Shanghai Girls (the prequel to this novel) ends on a somewhat bitter note with Joy finding out the truth about her parental lineage and Pearl’s husband committing suicide with its guilt embedded deep down in Joy’s heart. Life in Los Angeles’ Chinatown was even more confusing and undesirable , when Joy finds out that Pearl is not her biological mother and her father may be residing in China in all its likelihood. A rambunctious Joy eventually flees from her home and ends up in China where she meets Z.G. (her biological father) and with him she travels through the countryside as an apprentice to Z.G’s cultural painting lessons as a part of a system carved by Mao to induce liberal arts to ordinary Chinese folks. During, one such excursion, Joy meets an illiterate village bumpkin Tao and then in a juvenile aggression of love marries him. Still highly oblivious to the discrepancies of governing functions in mainland China and the countryside authorities, Joy finds herself on the centre stage playing a chaotic part in Mao’s economical sputnik –‘The Great Leap Forward’; banishing all the idealistic aspect of communism that Joy once nourished as a college student in Chicago.
I have read Frank Dikötter’s commendable book on ‘The Great Leap Forward’ and the curse that followed Mao’s economic revolution. The famine that struck the core of China’s agricultural composition brought in vast number of diseases, unimaginable suffrage through hunger and death loomed in every household. Lisa justly elucidates this tragedy that caused nearly 60 million deaths, highlighting the cannibalistic measures adopted by the famished farmers where infants were swapped by neighboring families for maintaining lack of guilt when the babies would be used as meal options. Excelling on her forte of Chinese women and their battles with the conventional norms ; Lisa See once again precisely highlights the second class treatment bestowed on Chinese women regardless the cultural progress.

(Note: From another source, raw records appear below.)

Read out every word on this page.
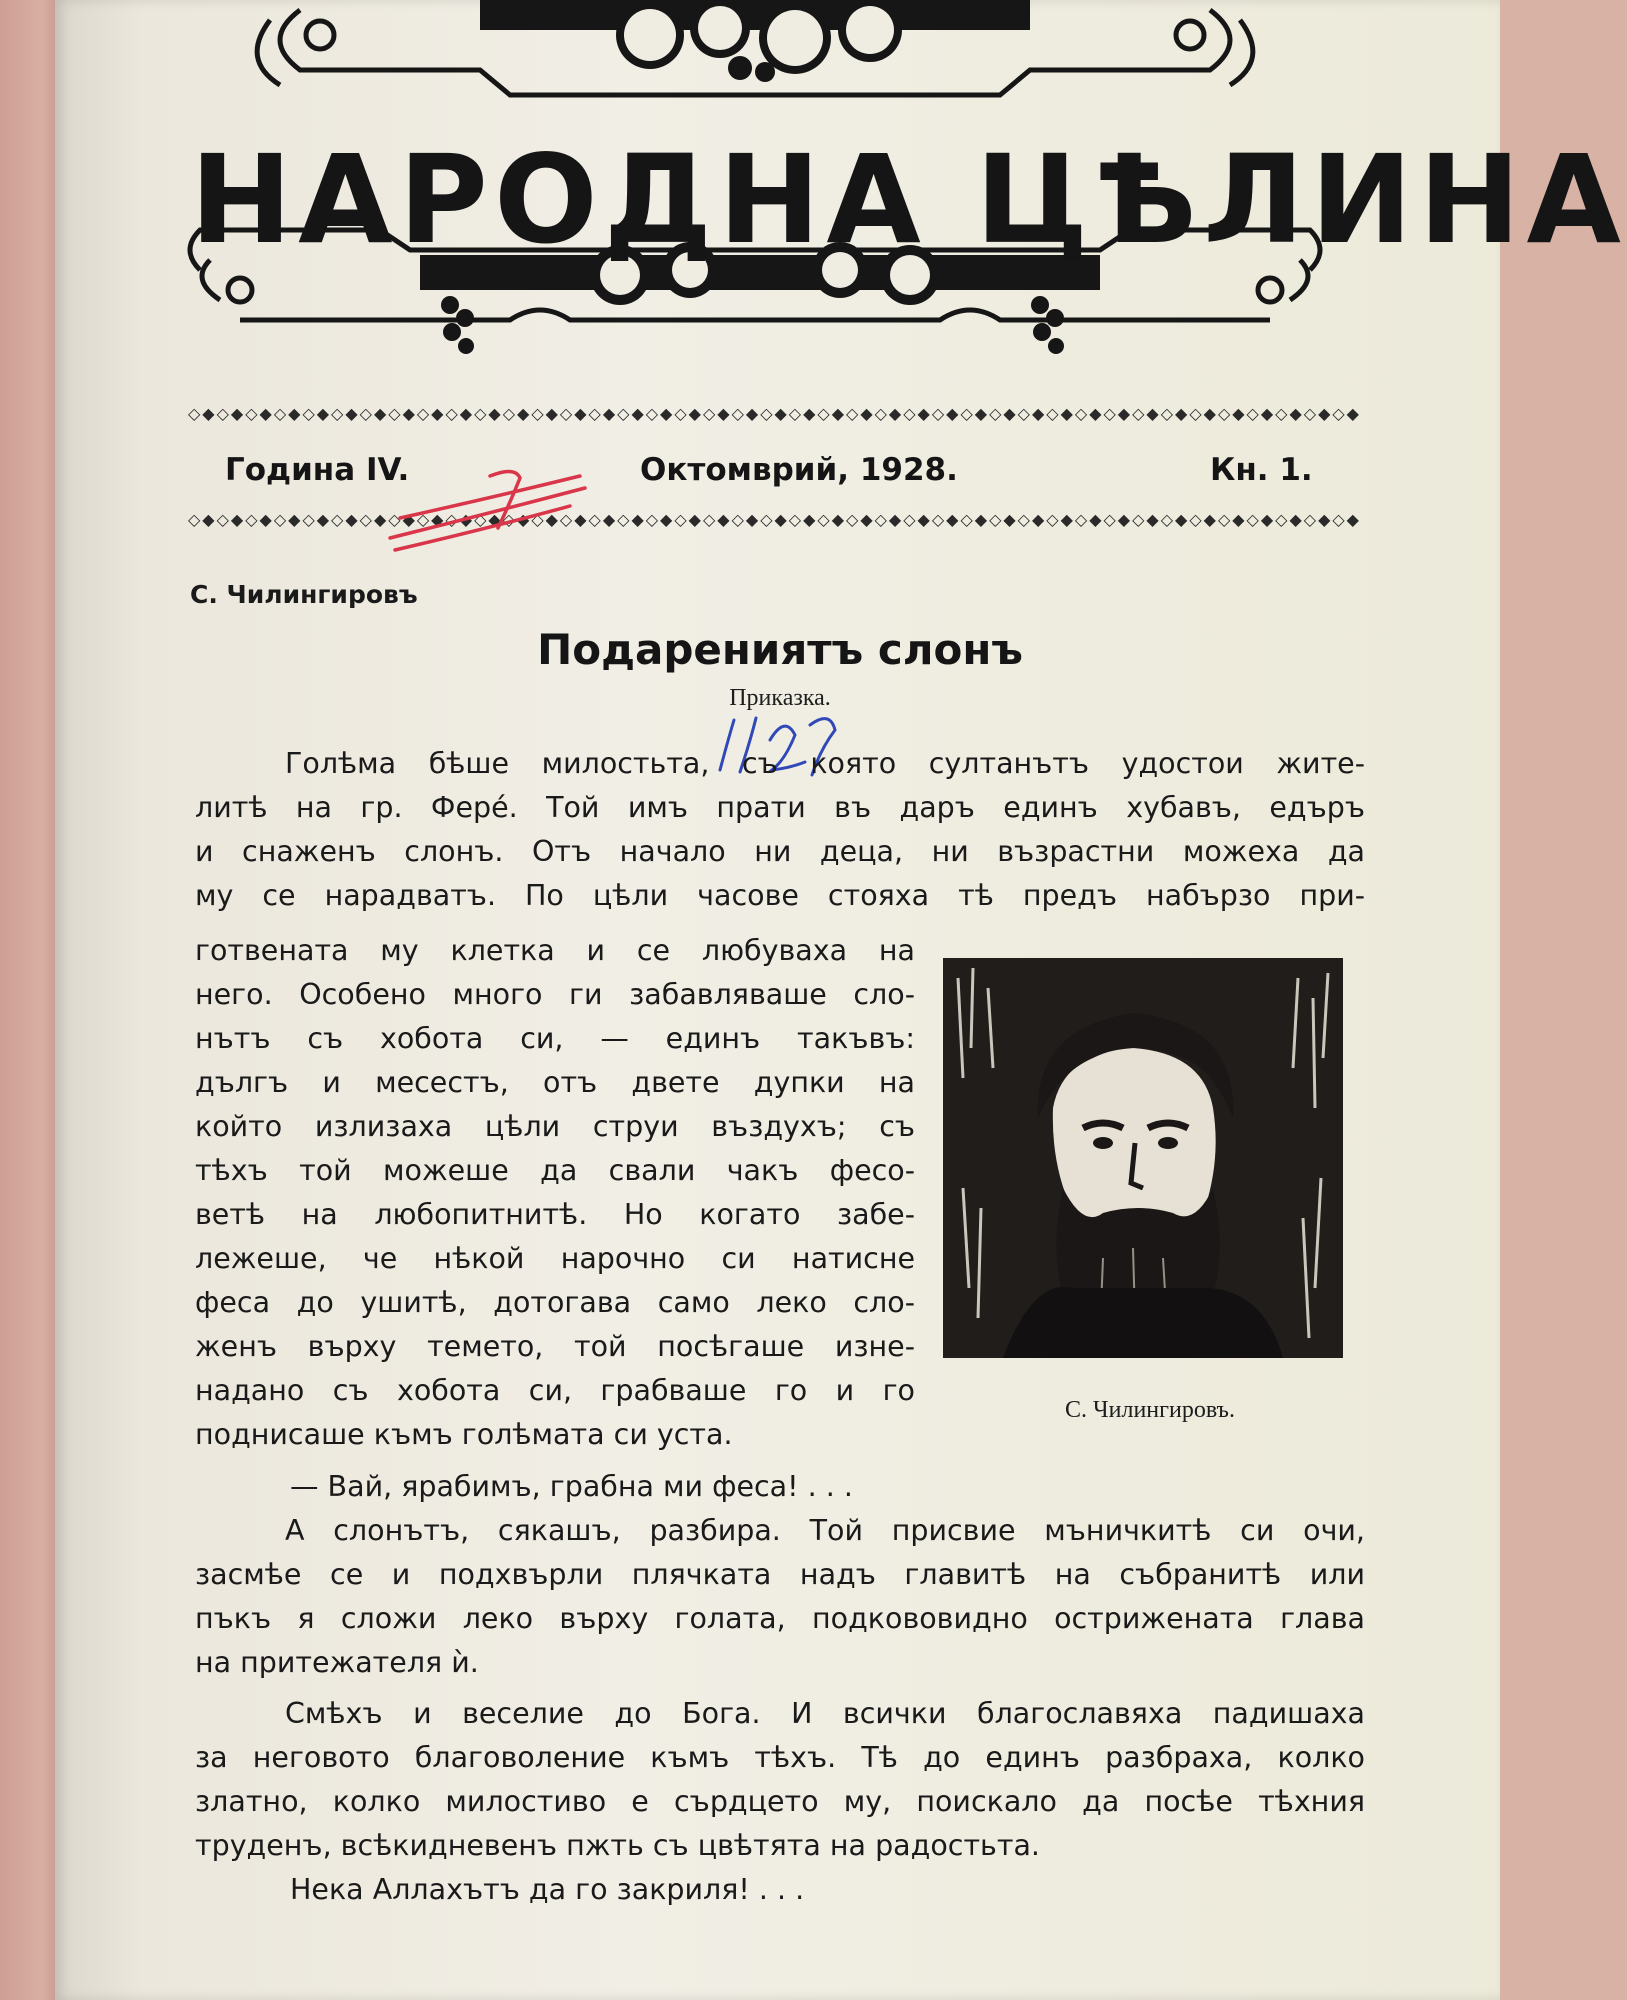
НАРОДНА ЦѢЛИНА
◇◆◇◆◇◆◇◆◇◆◇◆◇◆◇◆◇◆◇◆◇◆◇◆◇◆◇◆◇◆◇◆◇◆◇◆◇◆◇◆◇◆◇◆◇◆◇◆◇◆◇◆◇◆◇◆◇◆◇◆◇◆◇◆◇◆◇◆◇◆◇◆◇◆◇◆◇◆◇◆◇◆
Година IV.	Октомврий, 1928.	Кн. 1.
◇◆◇◆◇◆◇◆◇◆◇◆◇◆◇◆◇◆◇◆◇◆◇◆◇◆◇◆◇◆◇◆◇◆◇◆◇◆◇◆◇◆◇◆◇◆◇◆◇◆◇◆◇◆◇◆◇◆◇◆◇◆◇◆◇◆◇◆◇◆◇◆◇◆◇◆◇◆◇◆◇◆
С. Чилингировъ
Подарениятъ слонъ
Приказка.
Голѣма бѣше милостьта, съ която султанътъ удостои жите-
литѣ на гр. Фере́. Той имъ прати въ даръ единъ хубавъ, едъръ
и снаженъ слонъ. Отъ начало ни деца, ни възрастни можеха да
му се нарадватъ. По цѣли часове стояха тѣ предъ набързо при-
готвената му клетка и се любуваха на
него. Особено много ги забавляваше сло-
нътъ съ хобота си, — единъ такъвъ:
дългъ и месестъ, отъ двете дупки на
който излизаха цѣли струи въздухъ; съ
тѣхъ той можеше да свали чакъ фесо-
ветѣ на любопитнитѣ. Но когато забе-
лежеше, че нѣкой нарочно си натисне
феса до ушитѣ, дотогава само леко сло-
женъ върху темето, той посѣгаше изне-
надано съ хобота си, грабваше го и го
поднисаше къмъ голѣмата си уста.
— Вай, ярабимъ, грабна ми феса! . . .
А слонътъ, сякашъ, разбира. Той присвие мъничкитѣ си очи,
засмѣе се и подхвърли плячката надъ главитѣ на събранитѣ или
пъкъ я сложи леко върху голата, подкововидно острижената глава
на притежателя ѝ.
Смѣхъ и веселие до Бога. И всички благославяха падишаха
за неговото благоволение къмъ тѣхъ. Тѣ до единъ разбраха, колко
златно, колко милостиво е сърдцето му, поискало да посѣе тѣхния
труденъ, всѣкидневенъ пжть съ цвѣтята на радостьта.
Нека Аллахътъ да го закриля! . . .
С. Чилингировъ.
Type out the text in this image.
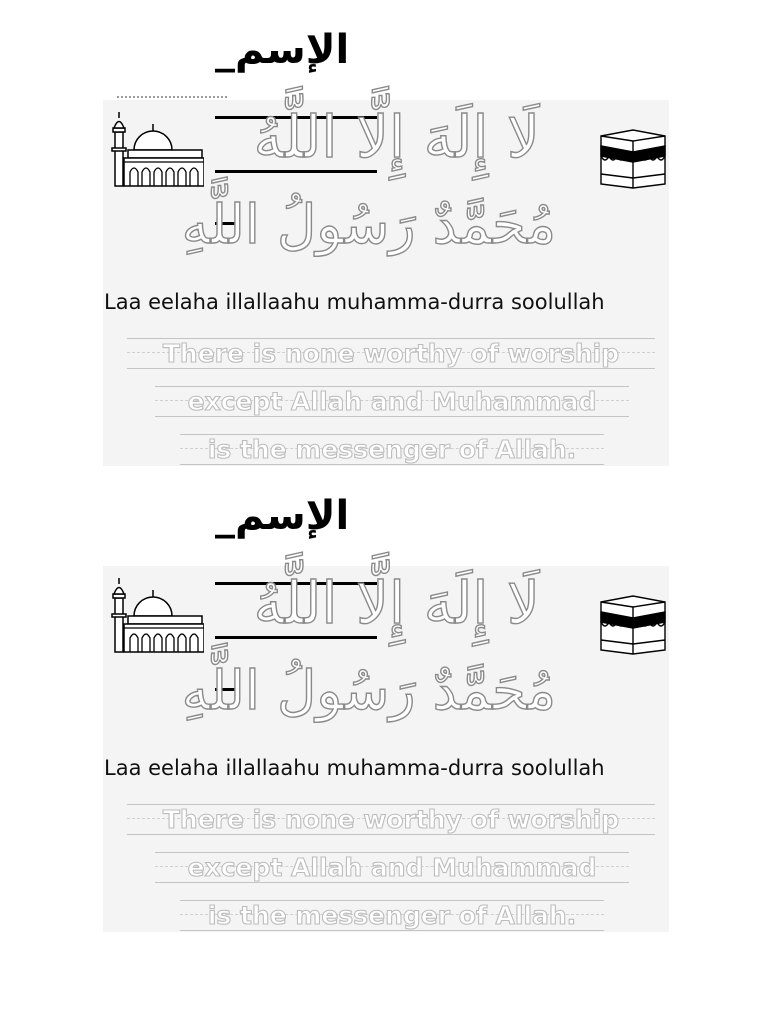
الإسم_
لَا إِلَهَ إِلَّا اللَّهُ
مُحَمَّدٌ رَسُولُ اللَّهِ
Laa eelaha illallaahu muhamma-durra soolullah
There is none worthy of worship
except Allah and Muhammad
is the messenger of Allah.
الإسم_
لَا إِلَهَ إِلَّا اللَّهُ
مُحَمَّدٌ رَسُولُ اللَّهِ
Laa eelaha illallaahu muhamma-durra soolullah
There is none worthy of worship
except Allah and Muhammad
is the messenger of Allah.
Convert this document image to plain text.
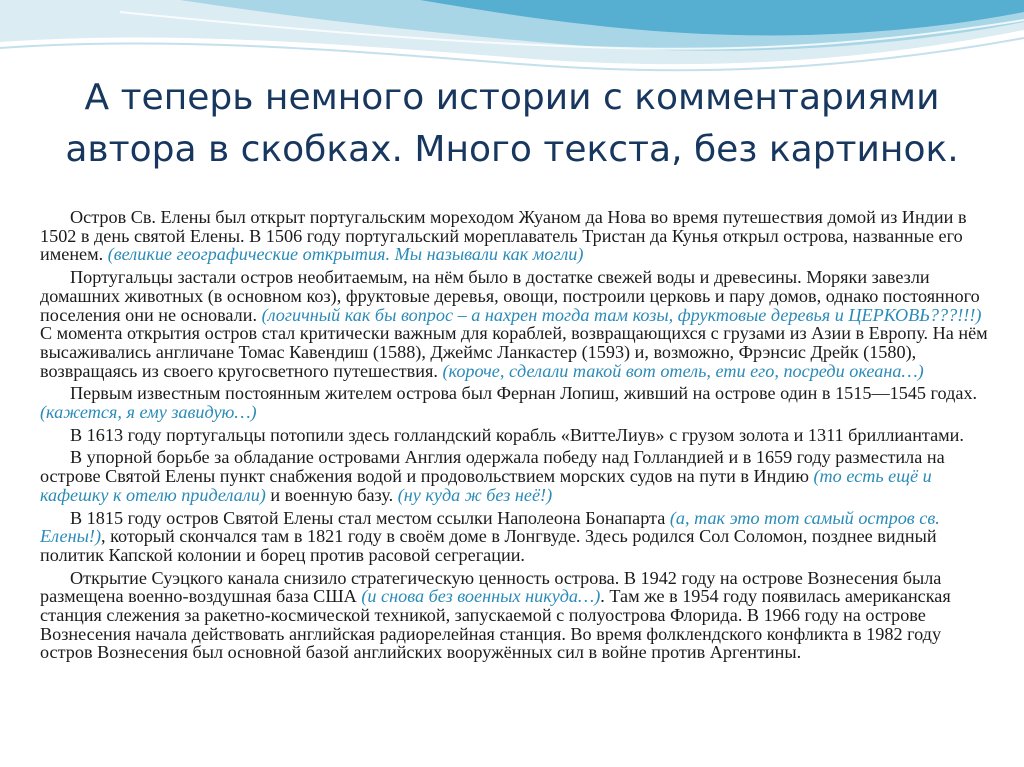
А теперь немного истории с комментариями
автора в скобках. Много текста, без картинок.

Остров Св. Елены был открыт португальским мореходом Жуаном да Нова во время путешествия домой из Индии в 1502 в день святой Елены. В 1506 году португальский мореплаватель Тристан да Кунья открыл острова, названные его именем. (великие географические открытия. Мы называли как могли)

Португальцы застали остров необитаемым, на нём было в достатке свежей воды и древесины. Моряки завезли домашних животных (в основном коз), фруктовые деревья, овощи, построили церковь и пару домов, однако постоянного поселения они не основали. (логичный как бы вопрос – а нахрен тогда там козы, фруктовые деревья и ЦЕРКОВЬ???!!!) С момента открытия остров стал критически важным для кораблей, возвращающихся с грузами из Азии в Европу. На нём высаживались англичане Томас Кавендиш (1588), Джеймс Ланкастер (1593) и, возможно, Фрэнсис Дрейк (1580), возвращаясь из своего кругосветного путешествия. (короче, сделали такой вот отель, ети его, посреди океана…)

Первым известным постоянным жителем острова был Фернан Лопиш, живший на острове один в 1515—1545 годах. (кажется, я ему завидую…)

В 1613 году португальцы потопили здесь голландский корабль «ВиттеЛиув» с грузом золота и 1311 бриллиантами.

В упорной борьбе за обладание островами Англия одержала победу над Голландией и в 1659 году разместила на острове Святой Елены пункт снабжения водой и продовольствием морских судов на пути в Индию (то есть ещё и кафешку к отелю приделали) и военную базу. (ну куда ж без неё!)

В 1815 году остров Святой Елены стал местом ссылки Наполеона Бонапарта (а, так это тот самый остров св. Елены!), который скончался там в 1821 году в своём доме в Лонгвуде. Здесь родился Сол Соломон, позднее видный политик Капской колонии и борец против расовой сегрегации.

Открытие Суэцкого канала снизило стратегическую ценность острова. В 1942 году на острове Вознесения была размещена военно-воздушная база США (и снова без военных никуда…). Там же в 1954 году появилась американская станция слежения за ракетно-космической техникой, запускаемой с полуострова Флорида. В 1966 году на острове Вознесения начала действовать английская радиорелейная станция. Во время фолклендского конфликта в 1982 году остров Вознесения был основной базой английских вооружённых сил в войне против Аргентины.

Joy’s journey through the two parallel worlds illuminates her ferocious personality as she was born in the Year of the Tiger; just like Pearl was meant to be a Dragon of great strength and clemency. Unlike in the earlier volume, the narration is spilt through the words of Pearl and Joy herself; revealing Pearl’s apprehension in seeking happiness while letting go of her traumatic past and Joy’s realization of her true belonging through a harrowing present.
Lisa See illustrates the beginning of a liberating end of betrayals, trepidations, nightmarish chaos of self-identification and the hypocrisy that highlights in every edifying phase of survival. Lisa’s books are always a delight to read and have been applauded through my numerous comprehensions. Contrasting many reviews, this is not a “coming of age” story; it’s a passage of a young woman who chases happiness among revulsion realizing the rainbow that she gazed at was just a watery monochromatic painting of horror.
Moral of the story:- Listen to your mother, although not frequently. Otherwise you could miss out on some remarkable books.